Severity Varies Enormously
One of the most important things to understand about TCS is that it exists on a wide spectrum. Some people have features so subtle they go undiagnosed for years. Others are born with significant facial differences that affect breathing, hearing, and feeding from the start. There is no reliable way to predict severity based on the specific gene mutation alone, which is why even within the same family, one person may be mildly affected while another is more severely impacted.
How It’s Diagnosed
TCS is usually identified at birth based on its characteristic facial features. In families with a known history, prenatal diagnosis is possible. Genetic testing during the first trimester can determine whether the fetus carries the mutation, and detailed ultrasound imaging later in pregnancy can help assess how severely the condition may present. For cases without a family history, ultrasound findings such as an unusually small jaw or absent cheekbones may prompt genetic testing before delivery.

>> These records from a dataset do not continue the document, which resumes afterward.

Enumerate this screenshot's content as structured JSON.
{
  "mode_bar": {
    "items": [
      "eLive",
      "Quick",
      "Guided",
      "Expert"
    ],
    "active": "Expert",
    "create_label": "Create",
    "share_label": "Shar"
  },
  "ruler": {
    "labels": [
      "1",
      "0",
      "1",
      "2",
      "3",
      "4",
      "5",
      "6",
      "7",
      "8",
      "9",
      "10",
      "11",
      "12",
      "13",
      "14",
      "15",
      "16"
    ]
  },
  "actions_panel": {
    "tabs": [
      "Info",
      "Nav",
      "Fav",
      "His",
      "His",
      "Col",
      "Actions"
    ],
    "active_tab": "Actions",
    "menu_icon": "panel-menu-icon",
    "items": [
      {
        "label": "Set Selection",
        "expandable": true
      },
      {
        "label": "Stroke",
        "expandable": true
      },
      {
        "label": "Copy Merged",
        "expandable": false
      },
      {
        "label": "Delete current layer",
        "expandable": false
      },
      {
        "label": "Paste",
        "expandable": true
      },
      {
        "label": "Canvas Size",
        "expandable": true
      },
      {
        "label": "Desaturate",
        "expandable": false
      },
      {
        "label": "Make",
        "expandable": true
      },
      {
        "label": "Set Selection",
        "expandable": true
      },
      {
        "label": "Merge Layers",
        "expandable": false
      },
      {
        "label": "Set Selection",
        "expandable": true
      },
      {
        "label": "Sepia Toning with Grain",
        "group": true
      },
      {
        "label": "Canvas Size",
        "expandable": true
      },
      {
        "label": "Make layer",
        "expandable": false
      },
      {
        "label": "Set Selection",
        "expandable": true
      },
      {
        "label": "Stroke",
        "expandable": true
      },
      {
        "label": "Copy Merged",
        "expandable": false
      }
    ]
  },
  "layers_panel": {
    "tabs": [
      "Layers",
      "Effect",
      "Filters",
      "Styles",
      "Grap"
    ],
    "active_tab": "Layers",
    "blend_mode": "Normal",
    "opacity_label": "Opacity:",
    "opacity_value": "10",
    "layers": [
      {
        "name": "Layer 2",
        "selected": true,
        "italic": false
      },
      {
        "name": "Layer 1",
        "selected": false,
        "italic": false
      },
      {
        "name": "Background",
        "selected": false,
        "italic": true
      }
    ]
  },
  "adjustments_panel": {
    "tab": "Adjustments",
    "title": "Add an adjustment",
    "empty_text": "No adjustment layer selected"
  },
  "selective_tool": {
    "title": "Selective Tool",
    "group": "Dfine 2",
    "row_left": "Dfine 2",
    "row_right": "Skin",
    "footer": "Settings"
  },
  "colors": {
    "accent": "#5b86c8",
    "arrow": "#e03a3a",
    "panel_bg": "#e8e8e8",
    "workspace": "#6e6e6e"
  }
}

Genetic testing after birth confirms the diagnosis by identifying mutations in TCOF1, POLR1C, POLR1D, or POLR1B. In about 5 to 17 percent of clinically diagnosed cases, no mutation is found in any of these known genes, suggesting other genetic factors may be involved.
Treatment and Long-Term Outlook
TCS does not affect intelligence or cognitive development. Life expectancy is normal in the vast majority of cases, provided any airway issues in infancy are managed effectively. The primary challenges are functional (breathing, hearing, eating) and structural (facial bone development), and treatment focuses on addressing these over time.
Most children with TCS undergo a staged series of reconstructive procedures as they grow. Cheekbone and eye socket reconstruction typically happens around age five to seven, when the facial bones have grown enough to work with. Ear reconstruction, for children born with very small or absent ears, generally begins after age six. Lower eyelid repair to correct notching can involve minor procedures and is timed based on the child’s specific needs.
Hearing support often starts early. Bone-conduction hearing devices can be fitted in infancy, which is critical for speech and language development. Children with sleep apnea may use positive airway pressure machines at night, and some benefit from jaw advancement surgery as they get older, which both improves breathing and addresses facial symmetry.
Because TCS involves multiple systems, care is best coordinated by a craniofacial team that includes surgeons, audiologists, speech therapists, and other specialists. Many children undergo several surgeries throughout childhood and adolescence, with the goal of optimizing both function and appearance by the time they reach adulthood.